Samstag, 30. Mai 2020

General Motors prüft Verkauf - mal wieder Opels unendliches Drama mit GM

Opel-Chef Neumann, GM-Chefin Barra: Wechselvolle Geschichte

5. Teil: 2010: Ringen um Staatshilfe und Imagekorrektur

Ringen um Staatshilfe und Imagekorrektur

8. Januar 2010: Opel-Chef Hans Demant muss seinen Posten an der Spitze des Autobauers räumen.

15. Januar: Reilly übernimmt offiziell das Steuer bei Opel.

21. Januar: Das Opel-Werk in Antwerpen mit seinen 2400 Mitarbeitern wird noch 2010 geschlossen.

22. Januar: Der Opel-Betriebsrat ruft die europäischen Mitarbeiter zu Protesten gegen die angekündigte Werksschließung auf.

09. Februar: Opel-Konzernchef Reilly stellt den Sanierungsplan vor.
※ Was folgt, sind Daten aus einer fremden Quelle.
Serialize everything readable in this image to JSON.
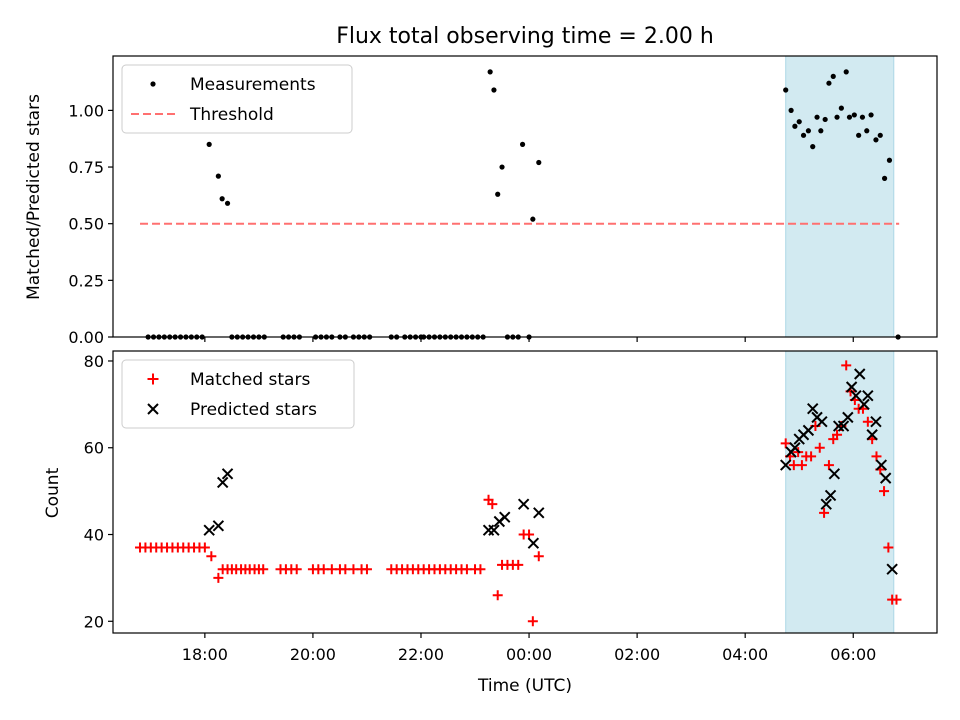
{
  "title": "Flux total observing time = 2.00 h",
  "colors": {
    "measurement": "#000000",
    "threshold": "#ff7070",
    "matched": "#ff0000",
    "predicted": "#000000",
    "span_fill": "#add8e6"
  },
  "chart_data": [
    {
      "type": "scatter",
      "ylabel": "Matched/Predicted stars",
      "ylim": [
        0,
        1.24
      ],
      "xlim": [
        16.3,
        31.55
      ],
      "yticks": [
        "0.00",
        "0.25",
        "0.50",
        "0.75",
        "1.00"
      ],
      "ytick_values": [
        0,
        0.25,
        0.5,
        0.75,
        1.0
      ],
      "legend": [
        "Measurements",
        "Threshold"
      ],
      "legend_position": "top-left",
      "highlight_span": [
        28.75,
        30.75
      ],
      "threshold": {
        "name": "Threshold",
        "value": 0.5,
        "x_range": [
          16.8,
          30.85
        ]
      },
      "series": [
        {
          "name": "Measurements",
          "marker": "dot",
          "points": [
            [
              16.95,
              0
            ],
            [
              17.05,
              0
            ],
            [
              17.15,
              0
            ],
            [
              17.25,
              0
            ],
            [
              17.35,
              0
            ],
            [
              17.45,
              0
            ],
            [
              17.55,
              0
            ],
            [
              17.65,
              0
            ],
            [
              17.75,
              0
            ],
            [
              17.85,
              0
            ],
            [
              17.95,
              0
            ],
            [
              18.08,
              0.85
            ],
            [
              18.25,
              0.71
            ],
            [
              18.32,
              0.61
            ],
            [
              18.42,
              0.59
            ],
            [
              18.5,
              0
            ],
            [
              18.6,
              0
            ],
            [
              18.7,
              0
            ],
            [
              18.8,
              0
            ],
            [
              18.9,
              0
            ],
            [
              19.0,
              0
            ],
            [
              19.1,
              0
            ],
            [
              19.45,
              0
            ],
            [
              19.55,
              0
            ],
            [
              19.65,
              0
            ],
            [
              19.75,
              0
            ],
            [
              20.05,
              0
            ],
            [
              20.15,
              0
            ],
            [
              20.25,
              0
            ],
            [
              20.35,
              0
            ],
            [
              20.5,
              0
            ],
            [
              20.6,
              0
            ],
            [
              20.75,
              0
            ],
            [
              20.85,
              0
            ],
            [
              20.95,
              0
            ],
            [
              21.05,
              0
            ],
            [
              21.45,
              0
            ],
            [
              21.55,
              0
            ],
            [
              21.7,
              0
            ],
            [
              21.8,
              0
            ],
            [
              21.9,
              0
            ],
            [
              22.0,
              0
            ],
            [
              22.05,
              0
            ],
            [
              22.15,
              0
            ],
            [
              22.25,
              0
            ],
            [
              22.35,
              0
            ],
            [
              22.45,
              0
            ],
            [
              22.55,
              0
            ],
            [
              22.65,
              0
            ],
            [
              22.75,
              0
            ],
            [
              22.85,
              0
            ],
            [
              22.95,
              0
            ],
            [
              23.05,
              0
            ],
            [
              23.15,
              0
            ],
            [
              23.28,
              1.17
            ],
            [
              23.35,
              1.09
            ],
            [
              23.42,
              0.63
            ],
            [
              23.5,
              0.75
            ],
            [
              23.6,
              0
            ],
            [
              23.7,
              0
            ],
            [
              23.8,
              0
            ],
            [
              23.88,
              0.85
            ],
            [
              24.0,
              0
            ],
            [
              24.07,
              0.52
            ],
            [
              24.18,
              0.77
            ],
            [
              28.75,
              1.09
            ],
            [
              28.85,
              1.0
            ],
            [
              28.92,
              0.93
            ],
            [
              29.0,
              0.95
            ],
            [
              29.08,
              0.89
            ],
            [
              29.17,
              0.91
            ],
            [
              29.25,
              0.84
            ],
            [
              29.33,
              0.97
            ],
            [
              29.4,
              0.91
            ],
            [
              29.48,
              0.96
            ],
            [
              29.55,
              1.12
            ],
            [
              29.63,
              1.15
            ],
            [
              29.7,
              0.97
            ],
            [
              29.78,
              1.01
            ],
            [
              29.87,
              1.17
            ],
            [
              29.93,
              0.97
            ],
            [
              30.02,
              0.98
            ],
            [
              30.1,
              0.89
            ],
            [
              30.17,
              0.97
            ],
            [
              30.25,
              0.91
            ],
            [
              30.33,
              0.98
            ],
            [
              30.42,
              0.87
            ],
            [
              30.5,
              0.89
            ],
            [
              30.58,
              0.7
            ],
            [
              30.67,
              0.78
            ],
            [
              30.83,
              0
            ]
          ]
        }
      ]
    },
    {
      "type": "scatter",
      "xlabel": "Time (UTC)",
      "ylabel": "Count",
      "ylim": [
        17.3,
        82.3
      ],
      "xlim": [
        16.3,
        31.55
      ],
      "yticks": [
        "20",
        "40",
        "60",
        "80"
      ],
      "ytick_values": [
        20,
        40,
        60,
        80
      ],
      "xticks": [
        "18:00",
        "20:00",
        "22:00",
        "00:00",
        "02:00",
        "04:00",
        "06:00"
      ],
      "xtick_values": [
        18,
        20,
        22,
        24,
        26,
        28,
        30
      ],
      "legend": [
        "Matched stars",
        "Predicted stars"
      ],
      "legend_position": "top-left",
      "highlight_span": [
        28.75,
        30.75
      ],
      "series": [
        {
          "name": "Matched stars",
          "marker": "plus",
          "points": [
            [
              16.8,
              37
            ],
            [
              16.9,
              37
            ],
            [
              17.0,
              37
            ],
            [
              17.1,
              37
            ],
            [
              17.2,
              37
            ],
            [
              17.3,
              37
            ],
            [
              17.4,
              37
            ],
            [
              17.5,
              37
            ],
            [
              17.6,
              37
            ],
            [
              17.7,
              37
            ],
            [
              17.8,
              37
            ],
            [
              17.9,
              37
            ],
            [
              18.0,
              37
            ],
            [
              18.12,
              35
            ],
            [
              18.25,
              30
            ],
            [
              18.33,
              32
            ],
            [
              18.42,
              32
            ],
            [
              18.5,
              32
            ],
            [
              18.58,
              32
            ],
            [
              18.67,
              32
            ],
            [
              18.75,
              32
            ],
            [
              18.83,
              32
            ],
            [
              18.92,
              32
            ],
            [
              19.0,
              32
            ],
            [
              19.08,
              32
            ],
            [
              19.4,
              32
            ],
            [
              19.5,
              32
            ],
            [
              19.6,
              32
            ],
            [
              19.7,
              32
            ],
            [
              20.0,
              32
            ],
            [
              20.1,
              32
            ],
            [
              20.2,
              32
            ],
            [
              20.35,
              32
            ],
            [
              20.5,
              32
            ],
            [
              20.6,
              32
            ],
            [
              20.75,
              32
            ],
            [
              20.9,
              32
            ],
            [
              21.0,
              32
            ],
            [
              21.45,
              32
            ],
            [
              21.55,
              32
            ],
            [
              21.65,
              32
            ],
            [
              21.75,
              32
            ],
            [
              21.85,
              32
            ],
            [
              21.95,
              32
            ],
            [
              22.05,
              32
            ],
            [
              22.15,
              32
            ],
            [
              22.25,
              32
            ],
            [
              22.35,
              32
            ],
            [
              22.45,
              32
            ],
            [
              22.55,
              32
            ],
            [
              22.65,
              32
            ],
            [
              22.75,
              32
            ],
            [
              22.85,
              32
            ],
            [
              23.0,
              32
            ],
            [
              23.1,
              32
            ],
            [
              23.25,
              48
            ],
            [
              23.32,
              47
            ],
            [
              23.42,
              26
            ],
            [
              23.5,
              33
            ],
            [
              23.6,
              33
            ],
            [
              23.7,
              33
            ],
            [
              23.8,
              33
            ],
            [
              23.9,
              40
            ],
            [
              24.0,
              40
            ],
            [
              24.07,
              20
            ],
            [
              24.18,
              35
            ],
            [
              28.75,
              61
            ],
            [
              28.83,
              58
            ],
            [
              28.9,
              56
            ],
            [
              28.98,
              59
            ],
            [
              29.05,
              56
            ],
            [
              29.13,
              58
            ],
            [
              29.22,
              58
            ],
            [
              29.3,
              65
            ],
            [
              29.38,
              60
            ],
            [
              29.46,
              45
            ],
            [
              29.55,
              56
            ],
            [
              29.63,
              62
            ],
            [
              29.7,
              63
            ],
            [
              29.78,
              65
            ],
            [
              29.87,
              79
            ],
            [
              29.95,
              73
            ],
            [
              30.03,
              71
            ],
            [
              30.1,
              69
            ],
            [
              30.18,
              69
            ],
            [
              30.27,
              66
            ],
            [
              30.35,
              62
            ],
            [
              30.43,
              58
            ],
            [
              30.5,
              55
            ],
            [
              30.57,
              50
            ],
            [
              30.65,
              37
            ],
            [
              30.72,
              25
            ],
            [
              30.8,
              25
            ]
          ]
        },
        {
          "name": "Predicted stars",
          "marker": "x",
          "points": [
            [
              18.08,
              41
            ],
            [
              18.25,
              42
            ],
            [
              18.33,
              52
            ],
            [
              18.42,
              54
            ],
            [
              23.25,
              41
            ],
            [
              23.35,
              41
            ],
            [
              23.45,
              43
            ],
            [
              23.55,
              44
            ],
            [
              23.9,
              47
            ],
            [
              24.08,
              38
            ],
            [
              24.18,
              45
            ],
            [
              28.75,
              56
            ],
            [
              28.85,
              59
            ],
            [
              28.92,
              60
            ],
            [
              29.0,
              62
            ],
            [
              29.08,
              63
            ],
            [
              29.17,
              64
            ],
            [
              29.25,
              69
            ],
            [
              29.33,
              67
            ],
            [
              29.42,
              66
            ],
            [
              29.5,
              47
            ],
            [
              29.58,
              49
            ],
            [
              29.65,
              54
            ],
            [
              29.73,
              65
            ],
            [
              29.82,
              65
            ],
            [
              29.9,
              67
            ],
            [
              29.97,
              74
            ],
            [
              30.05,
              72
            ],
            [
              30.12,
              77
            ],
            [
              30.2,
              70
            ],
            [
              30.27,
              72
            ],
            [
              30.35,
              63
            ],
            [
              30.42,
              66
            ],
            [
              30.52,
              56
            ],
            [
              30.6,
              53
            ],
            [
              30.72,
              32
            ]
          ]
        }
      ]
    }
  ]
}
Danach sollen in Europa 8300 Stellen wegfallen. Allein in Deutschland werden demnach 3911 Jobs gestrichen.

2. März 2010: Nach anhaltender Kritik verdreifacht GM seinen Beitrag zur Opel-Sanierung auf 1,9 Milliarden Euro. Gleichzeitig verlangt der Autobauer nun weniger Hilfe von den Regierungen.

21. Mai: Das Opel-Management einigt sich mit den Beschäftigten auf einen Beitrag der Mitarbeiter zum Sanierungsplan.
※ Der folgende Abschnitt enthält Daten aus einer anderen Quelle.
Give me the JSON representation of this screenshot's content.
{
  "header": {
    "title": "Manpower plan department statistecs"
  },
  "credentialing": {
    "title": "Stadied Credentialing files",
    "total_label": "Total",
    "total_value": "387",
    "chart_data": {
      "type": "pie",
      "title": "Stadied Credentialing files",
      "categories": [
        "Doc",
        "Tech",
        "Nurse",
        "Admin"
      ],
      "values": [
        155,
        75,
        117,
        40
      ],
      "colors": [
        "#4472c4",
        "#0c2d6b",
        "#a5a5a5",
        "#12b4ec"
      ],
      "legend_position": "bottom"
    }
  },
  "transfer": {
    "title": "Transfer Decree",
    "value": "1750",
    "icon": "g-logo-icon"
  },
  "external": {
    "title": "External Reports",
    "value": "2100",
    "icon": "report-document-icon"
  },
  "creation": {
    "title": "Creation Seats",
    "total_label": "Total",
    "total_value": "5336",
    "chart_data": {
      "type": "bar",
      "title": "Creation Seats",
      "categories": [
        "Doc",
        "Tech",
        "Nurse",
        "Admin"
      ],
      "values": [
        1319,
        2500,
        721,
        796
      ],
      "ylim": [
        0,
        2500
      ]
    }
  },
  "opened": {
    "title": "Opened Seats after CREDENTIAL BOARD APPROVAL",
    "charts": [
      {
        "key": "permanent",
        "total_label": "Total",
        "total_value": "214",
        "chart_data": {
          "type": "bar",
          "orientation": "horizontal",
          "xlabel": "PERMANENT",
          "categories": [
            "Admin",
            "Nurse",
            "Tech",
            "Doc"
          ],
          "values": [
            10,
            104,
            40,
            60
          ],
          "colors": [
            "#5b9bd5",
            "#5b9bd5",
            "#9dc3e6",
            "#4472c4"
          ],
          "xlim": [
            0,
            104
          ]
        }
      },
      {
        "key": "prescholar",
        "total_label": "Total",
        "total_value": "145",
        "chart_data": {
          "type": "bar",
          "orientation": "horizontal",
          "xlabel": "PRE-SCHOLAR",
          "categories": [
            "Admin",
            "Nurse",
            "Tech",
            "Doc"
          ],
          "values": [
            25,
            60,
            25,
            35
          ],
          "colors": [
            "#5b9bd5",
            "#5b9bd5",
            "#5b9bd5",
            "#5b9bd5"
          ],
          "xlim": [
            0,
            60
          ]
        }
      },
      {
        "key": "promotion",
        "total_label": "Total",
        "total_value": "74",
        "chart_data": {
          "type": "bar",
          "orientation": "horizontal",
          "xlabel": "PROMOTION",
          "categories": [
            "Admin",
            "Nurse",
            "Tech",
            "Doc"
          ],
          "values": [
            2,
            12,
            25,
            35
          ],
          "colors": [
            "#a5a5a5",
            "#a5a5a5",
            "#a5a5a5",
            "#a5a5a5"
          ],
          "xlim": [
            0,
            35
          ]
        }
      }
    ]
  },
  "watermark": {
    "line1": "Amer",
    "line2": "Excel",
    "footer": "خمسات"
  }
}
25. Mai: Als erstes Bundesland sagt Thüringen Bürgschaften für Opel zu und appelliert an die Bundesregierung, nicht zurückzustehen. Bundeswirtschaftsminister Rainer Brüderle (FDP) bleibt skeptisch.

9. Juni: Brüderle lehnt den Antrag auf eine Milliardenbürgschaft des Bundes ab.
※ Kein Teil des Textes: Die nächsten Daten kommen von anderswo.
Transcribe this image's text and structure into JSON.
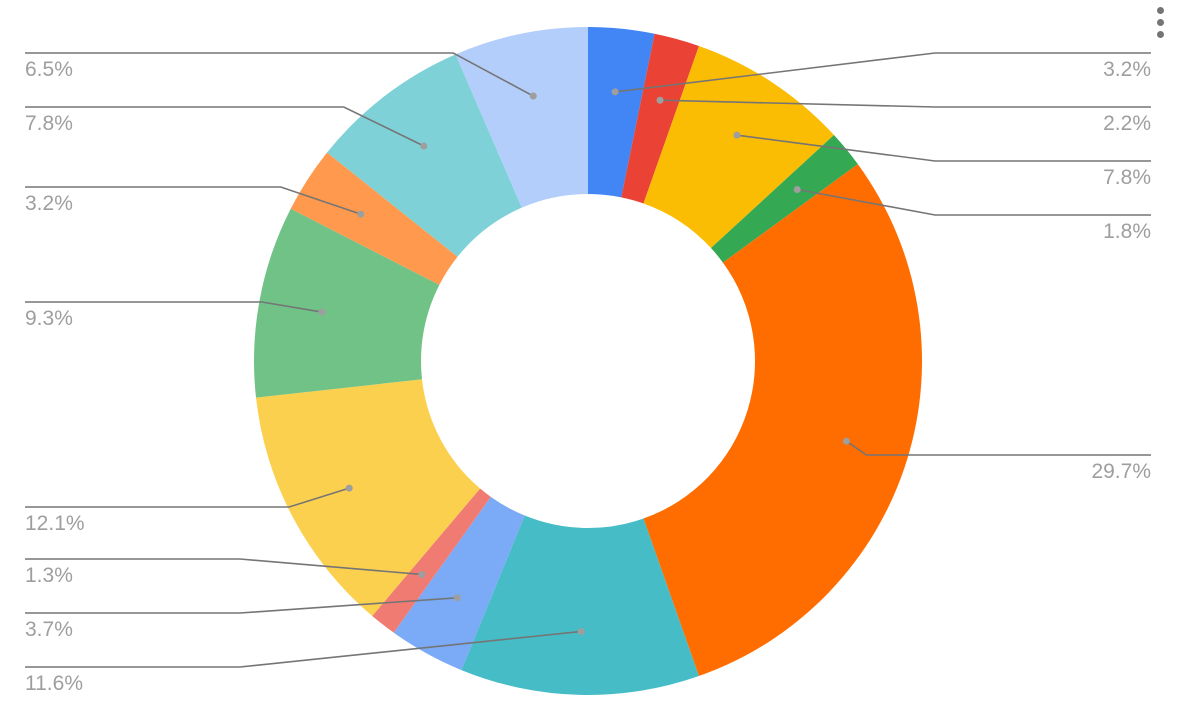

10. Juni: Bundeskanzlerin Angela Merkel (CDU) berät mit den Regierungschefs der vier Bundesländer mit Opel-Standorten über andere Lösungen. Die Länder sollen nun Bürgschaftsanträge prüfen.

15. Juni: Die Opel-Länder sagen zwar eine zügige Bearbeitung möglicher Anträge zu, können sich aber nicht auf eine Aufteilung der Kosten einigen.

16. Juni 2010: Opel und GM ziehen einen Schlussstrich. Auf Staatshilfen soll nun verzichtet und der Autobauer aus eigener Kraft saniert werden.

23. Juni: Opel-Chef Reilly erklärt, dass er bereits im Jahr 2011 die Gewinnschwelle erreichen will - vor Restrukturierungskosten allerdings. Zudem will er das Image der Marke aufpolieren.

06. August: Opel verspricht eine lebenslange Garantie für seine Neuwagen - ein Schritt, der für Aufsehen und eine Abmahnung der Wettbewerbszentrale sorgt.

17. November:GM kehrt an die Börse zurück - und schreibt dank seiner Blitz-Insolvenz bald Milliardengewinne. Wegen der Restrukturierung bleibt die Europa-Tochter Opel aber weiter defizitär. Opel-Chef Reilly rechnet mit 1,4 Milliarden Euro Verlusten für 2010. Der Druck auf Opel im GM-Verbund steigt.